Hoy, dos décadas después, una nueva y peor versión de los talibanes se ha apoderado del poder con la aquiescencia, no declarada, de las fuerzas de ocupación y con el consentimiento de la comunidad de naciones del mundo avanzado. Harbatulá Ajundzada, líder de los muyahidines triunfantes, con fingida teatralidad y aparente transigencia, devuelve a más de treinta y nueve millones de seres humanos a la noche, más oscura y tenebrosa, de los tiempos. El drama es verdaderamente dantesco, propio de la Divina Comedia del eminente Dante Alighieri.
La involución se abre paso de manera contundente e impenitente. Dos décadas de purgatorio no han sido suficientes para alcanzar el paraíso, deseado, añorado y soñado. De momento –sigo rememorando la obra del célebre poeta y escritor italiano–, nos situamos ante el vestíbulo del infierno y, más pronto que tarde, se franqueará este abominable preludio, verdadera antesala, de lo que está por llegar: el infierno. Nadie en su sano juicio puede creerse la comedia montada por los fundamentalistas para acallar la desconfianza ante tanto oprobio, ignominia y vergüenza desvergonzada, cruel y malvada. Las tres bestias representadas en la obra de Dante, el león, el leopardo y la loba –alegorías de la soberbia, la lujuria y la codicia–, definen muy bien el papel de Occidente en aquellos lúgubres, yermos y desérticos parajes.
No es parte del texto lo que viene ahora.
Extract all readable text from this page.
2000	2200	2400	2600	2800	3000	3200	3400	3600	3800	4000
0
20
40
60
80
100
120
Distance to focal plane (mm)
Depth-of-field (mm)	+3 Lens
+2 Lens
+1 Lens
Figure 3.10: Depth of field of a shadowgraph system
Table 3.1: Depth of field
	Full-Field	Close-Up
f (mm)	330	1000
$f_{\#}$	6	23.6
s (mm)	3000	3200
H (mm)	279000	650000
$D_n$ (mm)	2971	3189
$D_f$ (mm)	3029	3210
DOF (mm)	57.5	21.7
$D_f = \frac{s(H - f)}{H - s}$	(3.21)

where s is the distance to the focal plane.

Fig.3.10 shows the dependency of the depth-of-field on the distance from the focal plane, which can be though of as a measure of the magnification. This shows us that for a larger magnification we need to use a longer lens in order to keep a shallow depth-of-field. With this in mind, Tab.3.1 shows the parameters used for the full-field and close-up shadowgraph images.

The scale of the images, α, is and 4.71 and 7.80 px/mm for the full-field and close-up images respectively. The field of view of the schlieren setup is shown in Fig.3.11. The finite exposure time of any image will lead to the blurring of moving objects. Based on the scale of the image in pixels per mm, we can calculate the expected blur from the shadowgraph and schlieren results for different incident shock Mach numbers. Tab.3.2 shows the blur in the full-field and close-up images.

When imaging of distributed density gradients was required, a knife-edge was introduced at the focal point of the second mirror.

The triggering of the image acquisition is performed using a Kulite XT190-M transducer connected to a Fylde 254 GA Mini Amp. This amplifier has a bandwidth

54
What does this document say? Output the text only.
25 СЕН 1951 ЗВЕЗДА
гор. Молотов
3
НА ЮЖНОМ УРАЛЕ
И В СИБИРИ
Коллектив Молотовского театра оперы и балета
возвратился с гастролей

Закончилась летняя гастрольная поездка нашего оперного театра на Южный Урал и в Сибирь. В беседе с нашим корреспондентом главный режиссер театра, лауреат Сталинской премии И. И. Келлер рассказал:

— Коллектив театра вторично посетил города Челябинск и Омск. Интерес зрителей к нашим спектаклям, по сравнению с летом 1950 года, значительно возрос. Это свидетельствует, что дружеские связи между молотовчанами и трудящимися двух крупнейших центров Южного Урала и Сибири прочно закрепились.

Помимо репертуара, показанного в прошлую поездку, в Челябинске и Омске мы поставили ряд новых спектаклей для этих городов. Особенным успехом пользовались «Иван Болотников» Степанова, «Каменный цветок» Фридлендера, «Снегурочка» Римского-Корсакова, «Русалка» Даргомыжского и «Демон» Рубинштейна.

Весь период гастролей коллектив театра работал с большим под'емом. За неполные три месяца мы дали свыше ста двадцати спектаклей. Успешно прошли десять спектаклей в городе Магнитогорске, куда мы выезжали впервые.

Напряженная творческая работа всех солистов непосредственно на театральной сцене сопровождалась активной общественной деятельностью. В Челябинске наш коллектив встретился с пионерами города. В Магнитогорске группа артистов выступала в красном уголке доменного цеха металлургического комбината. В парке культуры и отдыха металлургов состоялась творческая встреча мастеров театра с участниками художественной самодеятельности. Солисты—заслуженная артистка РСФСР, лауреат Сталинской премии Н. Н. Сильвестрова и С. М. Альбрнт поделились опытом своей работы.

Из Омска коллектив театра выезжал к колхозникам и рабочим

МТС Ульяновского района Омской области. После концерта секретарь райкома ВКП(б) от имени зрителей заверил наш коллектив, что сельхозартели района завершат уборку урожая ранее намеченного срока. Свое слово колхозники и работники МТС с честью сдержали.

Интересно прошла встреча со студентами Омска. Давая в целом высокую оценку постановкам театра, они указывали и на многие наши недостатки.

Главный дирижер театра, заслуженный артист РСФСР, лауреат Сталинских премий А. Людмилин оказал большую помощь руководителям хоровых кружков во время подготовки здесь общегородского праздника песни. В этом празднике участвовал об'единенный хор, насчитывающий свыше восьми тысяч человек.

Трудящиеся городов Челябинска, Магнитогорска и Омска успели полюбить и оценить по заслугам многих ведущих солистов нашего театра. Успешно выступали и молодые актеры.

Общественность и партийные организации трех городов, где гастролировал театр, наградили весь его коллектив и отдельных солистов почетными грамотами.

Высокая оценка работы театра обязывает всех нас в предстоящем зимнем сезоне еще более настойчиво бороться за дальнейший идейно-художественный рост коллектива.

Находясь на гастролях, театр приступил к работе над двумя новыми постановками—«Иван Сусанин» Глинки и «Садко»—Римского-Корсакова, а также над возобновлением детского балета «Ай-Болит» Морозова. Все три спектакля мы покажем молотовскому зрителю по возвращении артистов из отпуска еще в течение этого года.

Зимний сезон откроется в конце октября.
Pero ¿Quién está detrás de estos terroristas? Es evidente que no están solos, que alguien les presta apoyo muy interesado y rentable. La respuesta nos conduce a Pakistán, Arabia Saudita y, por las simpatías y afectos pasados demostrados, a los siete Emiratos Árabes Unidos (Abu Dabi, Dubai, Sarja, Ajmán, Ras al-Jarma, Ummal.Caiwari y Fuyaira). Todos ellos reconocieron en 1996 al régimen genocida de Kabul. De otra parte, de manera clarísima desde la perspectiva de la geopolítica, a quien beneficia el nuevo escenario que se presenta en la zona es a China y a Rusia. La debilidad de Estados Unidos y de Europa Occidental, en Oriente Próximo y Oriente Medio, se ha incrementado exponencialmente. Así pues, en lugar de una apresurada y alocada retirada, la fragilidad y la inestabilidad política en el golfo Pérsico imponía otra solución. Estamos ante un clarísimo problema de casus belli, es decir, una guerra preventiva que se anticipe a una amenaza más directa y real que, evidentemente, es el punto en el que nos encontramos ahora. Con nuestra desidia, paternalismo y buenismo occidental, hemos dejado que el enemigo se fortalezca y asiente en nuestras propias puertas. El Magreb y el Sahel están demasiado cerca y, sin ningún género de dudas, las consecuencias de lo que está ocurriendo en Afganistán se harán sentir en Europa y, por descontado, en España.
Entre tanto, los lamentos y los llantos de un pueblo abandonado a su aciago futuro, presagio de un sufrimiento y una miseria insoportable, son ahogados a golpe de cuchillo, kalashnikov y auto de fe inquisitorial. De nada sirve la mojigatería diplomática, la grandilocuencia fatua y vanidosa, las peroratas fingidas apasionadamente o, para mayor desdoro, el maquillaje y ocultación de la realidad y de la verdad. Hoy la víctima se llama Afganistán ¿Mañana? Quizá Libia, o Argelia, Túnez, Mauritania, Chad, Sudán o, por qué no, Marruecos, se pueden convertir en el objetivo de la guerra santa árabe, es decir, la yihad que tan lejos veíamos. El integrismo fundamentalista islamista engulle estados y gobiernos, se infiltra en Occidente y amenaza gravemente la paz mundial. La barca de Caronte está dispuesta y a la espera para recoger a otros pueblos, a otras naciones, cautivas de la cultura satánica occidental. Somos tontos o es que no nos queremos enterar. Por mi parte, tengo muy claro lo que veo y lo que escucho. Vivimos difíciles momentos para la lírica.